Saturday, January 19

Artists express their take on ills of social, political issues


One of the dance numbers was choreographed by fourth-year anthropology student Lexy Hartford. Set to the song “Ball” by T.I., the set starts out with hard-hitting hip-hop moves before transitioning into more free-form movements.

One of the dance numbers was choreographed by fourth-year anthropology student Lexy Hartford. Set to the song “Ball” by T.I., the set starts out with hard-hitting hip-hop moves before transitioning into more free-form movements. Blaine Ohigashi / Daily Bruin


Our Grievances

Today, 7:30 p.m.
Northern Lights, FREE

Create an art exhibition or write a paper – these were the final project choices Professor Paul Von Blum gave his Critical Vision class at the beginning of the quarter.

“Our Grievances: An Artistic Critique of Today’s Society” started as fourth-year communications studies student Sialoren Spaulding’s project for the class, but it has developed into an exhibition that will be on display in Northern Lights and will run from today to Monday. It will feature the art of 10 UCLA students and alumni and will encompasses themes such as gay marriage, women’s rights, the environment and race through sculpture, political cartoon, painting, sketch and dance.

The Honors Collegium 179 class addresses how art acts as social and political commentary.
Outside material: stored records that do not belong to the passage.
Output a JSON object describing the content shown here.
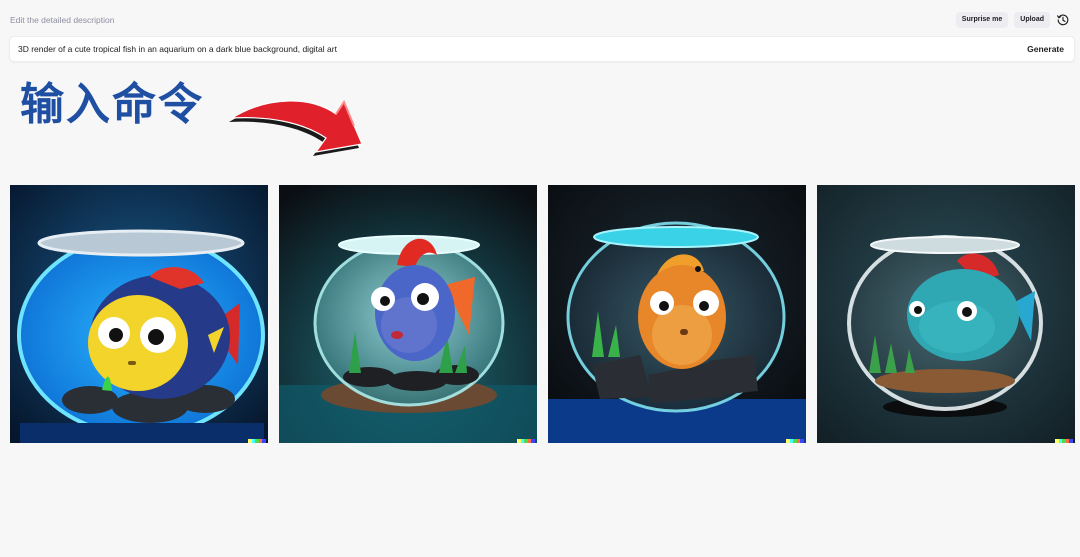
{
  "header": {
    "label": "Edit the detailed description",
    "surprise_label": "Surprise me",
    "upload_label": "Upload"
  },
  "prompt": {
    "value": "3D render of a cute tropical fish in an aquarium on a dark blue background, digital art",
    "generate_label": "Generate"
  },
  "annotation": {
    "text": "输入命令",
    "text_color": "#1f4fa3",
    "arrow_color": "#e0202a"
  },
  "results": {
    "count": 4,
    "signature_colors": [
      "#ffff66",
      "#42ffff",
      "#51da4c",
      "#ff6e3c",
      "#3c46ff"
    ]
  },
  "icons": {
    "history": "history-clock-icon"
  }
}
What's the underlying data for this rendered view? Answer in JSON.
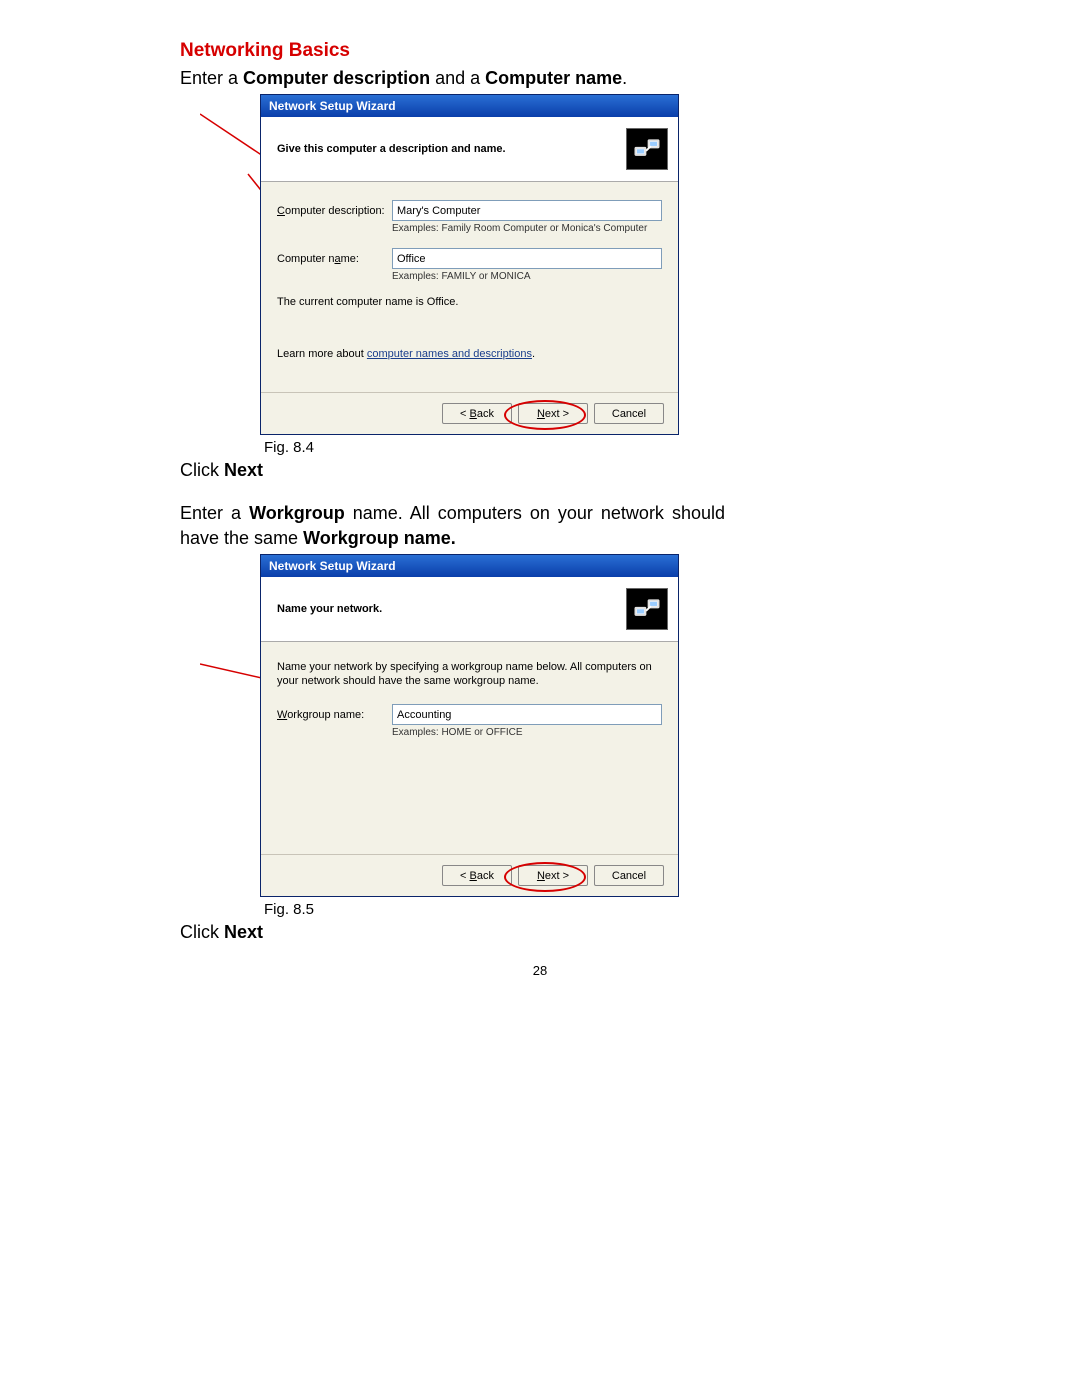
{
  "heading": "Networking Basics",
  "intro1_a": "Enter a ",
  "intro1_b": "Computer description",
  "intro1_c": " and a ",
  "intro1_d": "Computer name",
  "intro1_e": ".",
  "wiz1": {
    "title": "Network Setup Wizard",
    "header": "Give this computer a description and name.",
    "desc_label_pre": "C",
    "desc_label_rest": "omputer description:",
    "desc_value": "Mary's Computer",
    "desc_examples": "Examples: Family Room Computer or Monica's Computer",
    "name_label_a": "Computer n",
    "name_label_u": "a",
    "name_label_b": "me:",
    "name_value": "Office",
    "name_examples": "Examples: FAMILY or MONICA",
    "current_pre": "The current computer name is ",
    "current_val": "Office.",
    "learn_pre": "Learn more about ",
    "learn_link": "computer names and descriptions",
    "learn_post": ".",
    "back_pre": "< ",
    "back_u": "B",
    "back_post": "ack",
    "next_u": "N",
    "next_post": "ext >",
    "cancel": "Cancel"
  },
  "fig1": "Fig. 8.4",
  "click_next_a": "Click ",
  "click_next_b": "Next",
  "intro2_a": "Enter a ",
  "intro2_b": "Workgroup",
  "intro2_c": " name.  All computers on your network should have the same ",
  "intro2_d": "Workgroup name.",
  "wiz2": {
    "title": "Network Setup Wizard",
    "header": "Name your network.",
    "body_note": "Name your network by specifying a workgroup name below. All computers on your network should have the same workgroup name.",
    "wg_label_u": "W",
    "wg_label_rest": "orkgroup name:",
    "wg_value": "Accounting",
    "wg_examples": "Examples: HOME or OFFICE"
  },
  "fig2": "Fig. 8.5",
  "page_number": "28"
}
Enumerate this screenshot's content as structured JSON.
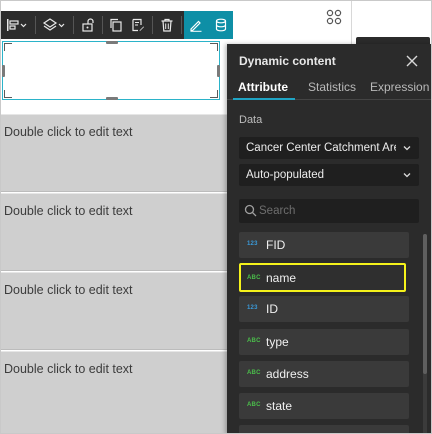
{
  "canvas": {
    "placeholder_texts": [
      "Double click to edit text",
      "Double click to edit text",
      "Double click to edit text",
      "Double click to edit text"
    ]
  },
  "toolbar": {
    "buttons": [
      {
        "name": "align-icon",
        "icon": "align-left-icon"
      },
      {
        "name": "layers-icon",
        "icon": "layers-icon"
      },
      {
        "name": "unlock-icon",
        "icon": "unlock-icon"
      },
      {
        "name": "copy-icon",
        "icon": "copy-icon"
      },
      {
        "name": "save-template-icon",
        "icon": "save-template-icon"
      },
      {
        "name": "delete-icon",
        "icon": "trash-icon"
      },
      {
        "name": "edit-icon",
        "icon": "pencil-icon"
      },
      {
        "name": "dynamic-content-icon",
        "icon": "database-icon"
      }
    ],
    "accent_color": "#0e8fa6"
  },
  "panel": {
    "title": "Dynamic content",
    "tabs": [
      {
        "label": "Attribute",
        "active": true
      },
      {
        "label": "Statistics",
        "active": false
      },
      {
        "label": "Expression",
        "active": false
      }
    ],
    "data_label": "Data",
    "data_source_value": "Cancer Center Catchment Are...",
    "mode_value": "Auto-populated",
    "search_placeholder": "Search",
    "fields": [
      {
        "type": "123",
        "name": "FID",
        "highlighted": false
      },
      {
        "type": "ABC",
        "name": "name",
        "highlighted": true
      },
      {
        "type": "123",
        "name": "ID",
        "highlighted": false
      },
      {
        "type": "ABC",
        "name": "type",
        "highlighted": false
      },
      {
        "type": "ABC",
        "name": "address",
        "highlighted": false
      },
      {
        "type": "ABC",
        "name": "state",
        "highlighted": false
      }
    ],
    "colors": {
      "number_type": "#3a9ad9",
      "string_type": "#4bbf4b",
      "highlight": "#f5f21b",
      "tab_underline": "#1fa4c4"
    }
  }
}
Spaulding said it opened her eyes to issues she had never thought about and she began organizing her exhibition with this concept in mind.

Spaulding said she chose a broad theme for the exhibition because she wanted to give UCLA artists a platform to speak out about issues that impassioned them.

“Rather than limit the field of vision down to one specific thing that I think is important, I wanted to turn it around and let students have the opportunity to discuss what they find important in society,” she said.

Spaulding said she reached out to UCLA students and alumni and asked them to submit politically or socially charged art. She interviewed the artists and chose the 10 whose art best expressed the issues they were passionate about.

Many of the pieces ask viewers to question their preconceptions about marginalized groups, Spaulding said. One such piece is a dance number set to “Ball” by T.I., choreographed by fourth-year anthropology student Lexy Hartford.

“You listen to music all the time and you don’t think about what stereotypes are being implanted in your head,” Spaulding said. “It makes you step outside and realize that there’s a whole lot more going on than you’re conscious of.”

Hartford said the choreography initially mimics the hard-hitting hip-hop style that one might expect to go along with the song, but then it transitions into what she calls sassy hip-hop which has a softer and looser feel.

“It speaks to breaking out of the mold,” Hartford said. “It speaks to doing things your own way and being a strong person in a society that imposes labels on you based on your skin type or where you come from.”

Breaking out of stereotypes is addressed in a different way in second-year economics and political science student Disha Korla’s painting, “Silenced.”

Korla’s painting shows two figures, one black and one white, both androgynous, with their fingers pressed to their lips. She said the piece represents how minorities are silenced by society and the figures’ sexes are ambiguous because they speak to women’s rights and gay marriage.

Korla said she was inspired to do the piece while following the presidential election, during which she felt politicians addressed issues about marginalized communities without listening to what the members of those communities actually wanted.

“People kept talking about minorities and how their vote and issues were so important, except no one was really dealing with the issues as much as they were taking a stance to get votes,” Korla said.

She said “Silenced” was an attempt to give these people a voice and create an emotional impact. This sort of visceral connection is what “Our Grievances” aims to give its viewers and is exemplified in Korla’s second painting, “The Fool.”

The acrylic shows a figure bent over, crying over a dying plant, unaware that the plant’s roots are connected to a huge tree behind him.

Korla said she sees the tree as all the opportunity that the figure doesn’t see because he’s too busy grieving over something trivial. Alternately, Spaulding understands the tree in “The Fool” as representing the more pressing issues which the figure doesn’t notice.

“It’s about not dwelling on issues of insignificance and recognizing that some small issues may be tied back to something greater that we’re not recognizing,” Spaulding said.

Understanding the breadth and depth of issues facing society is the overarching theme and goal of “Our Grievances,” Spaulding said.

“We each see something as wrong in society,” Spaulding said. “I want people to broaden their horizons, to see things they didn’t see as issues and be inspired to act.”